Sting - Nothing Like the Sun (1987)

Tras la disolución de The Police, Sting deliberadamente quiso tomar un camino que lo alejara rápidamente de su glorioso pasado junto a The Police. Desde su primer disco como solista, The Dream of the Blue Turtles de 1985, Sting supo liberarse del molde al que por años se había ajustado y del que necesitaba una urgente liberación. Para ello mostró una clara influencia del jazz, armó una banda de lujo tras otra y aunque siguió definiéndose como un artista “pop”, logró producir discos con una inusual trascendencia.

Para su segundo disco solista de estudio, Nothing Like the Sun de 1987, Sting viajo a Monserrat para grabar en los estudios de George Martin, Air Studios. Su banda siguió contando con los mismos músicos de excelencia con los que venía trabajando, salvo algunas excepciones. De esta forma, el disco fue grabado por los maestros Branford Marsalis en saxo, Kenny Kirkland en teclados, el mismo Sting reemplazando a Darryl Jones en bajo, Mino Cinelu en percusión y Manu Katché reemplazando a Omar Hakim en batería. En guitarra, participaron una serie de músicos entre los que se encuentran desde Eric Clapton hasta el mismísimo Andy Summers. Sobre el trabajar con tan extraordinarios músicos, Sting comentaría que “también es mi trabajo inspirar y desafiar a mis músicos, porque ellos no estarían felices si tocáramos armonías muy simples, escalas muy simples. Por eso debo interesarlos y energizarlos”.

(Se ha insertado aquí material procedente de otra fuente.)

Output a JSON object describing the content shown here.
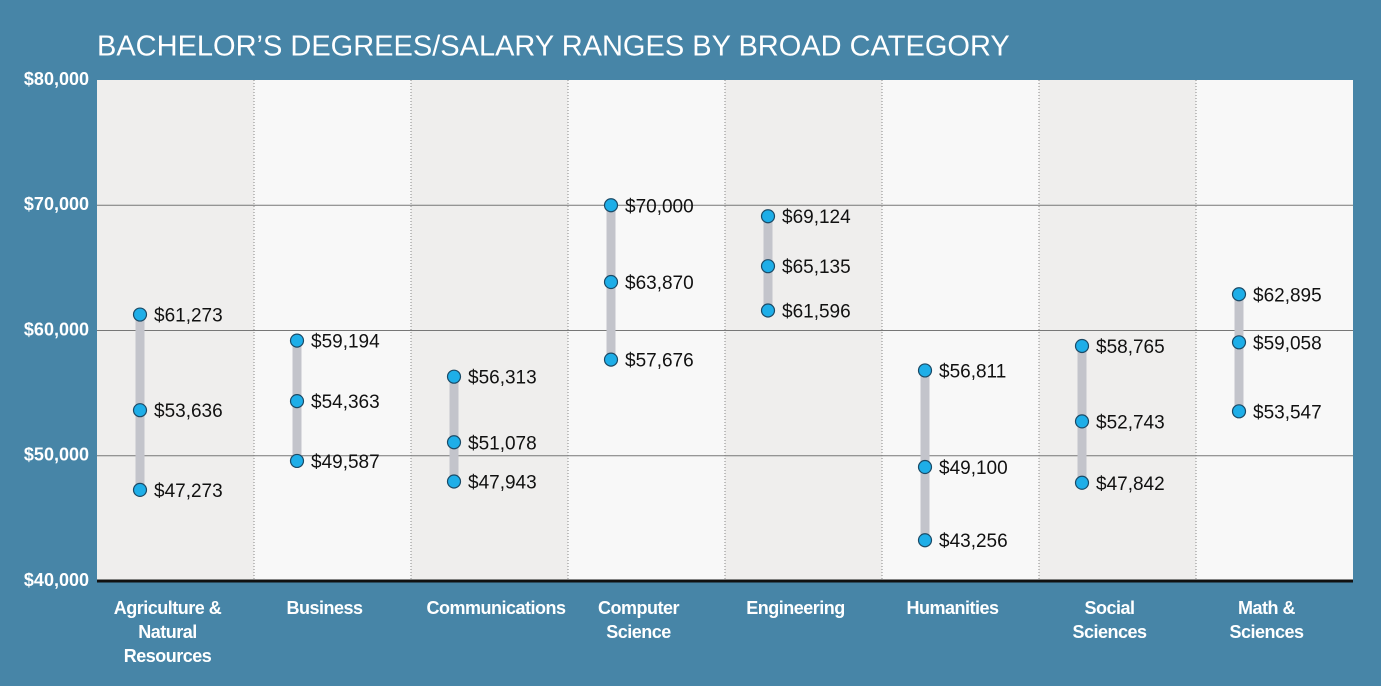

Entre las múltiples situaciones que rodearon la producción del disco, vale la pena destacar el fuerte momento emocional por el que atravesaba Sting. Aquejada de cáncer, su madre murió durante las grabaciones y dejó en el disco un reflejo constante de este momento de pesar. Tiempo después, Sting se daría cuenta que todo el disco hablaba de su madre y de relaciones familiares, algo de lo que no se había percatado originalmente. Otro aspecto curioso es que el único tema rápido del disco “We’ll be together” fue añadido solamente debido a la insistencia del sello discográfico que no veía ningún tema que pudiera ser un single poderoso para entrar en los rankings. Incluso, los ejecutivos del sello pidieron explícitamente una canción donde la palabra "juntos" (together) tuviera especial presencia. Después de todo, puede que hayan tenido razón, porque el resto del disco es más bien mesurado y calmo. El mismo Sting cuenta que “cuando la compañía escuchó el disco por primera vez dijeron que no sería lo suficientemente “simple” para el público. Yo dije que no había que subestimar al público. No tenemos porqué alimentarlos en la boca todo el tiempo”.

Otro aspecto interesante son las temáticas que Sting aborda a lo largo del disco, particularmente sus alusiones a los regímenes autoritarios del mundo. Curiosamente, Chile y “Mr. Pinochet” (como le llama él) tiene un importante papel en la letra del tema “They Dance Alone”.

Musicalmente, Swing explora diversos estilos musicales con sorprendente elegancia: ritmos latinos en 7/4 para “Straight to my Heart” e influencias clásicas para “The Secret Marriage”, son ejemplos de un variado menú de elementos estilísticos. También encontramos como invitado a Ruben Blades, haciendo el puente hablado de la ya mencionada “They Dance Alone”. También cabe destacar el cover de Jimi Hendrix “Little Wing”, el que aunque no trata de recrear el sonido original, captura perfectamente el verdadero espíritu de la canción. Obviamente, en este disco también encontramos los sucesos “Englishman in New York” y “Fragile”, un tema que de tiempo en tiempo retoma vigencia, cuando la violencia del mundo nos recuerda nuestra fragilidad. Originalmente creado para el conflicto nicaragüense pero posteriormente dedicado a los caídos en las Torres Gemelas, “Fragile” parece capturar las emociones de la humanidad de forma mágica.

En resumen, Nothing Like the Sun es de esos pocos álbumes pop que accede al público masivo sin por eso renunciar a las convicciones musicales de sus autores. Es inteligente pero no grave, es diverso pero logra encajar como una unidad. Sin duda, uno de los mejores discos de esta controversial vertiente musical.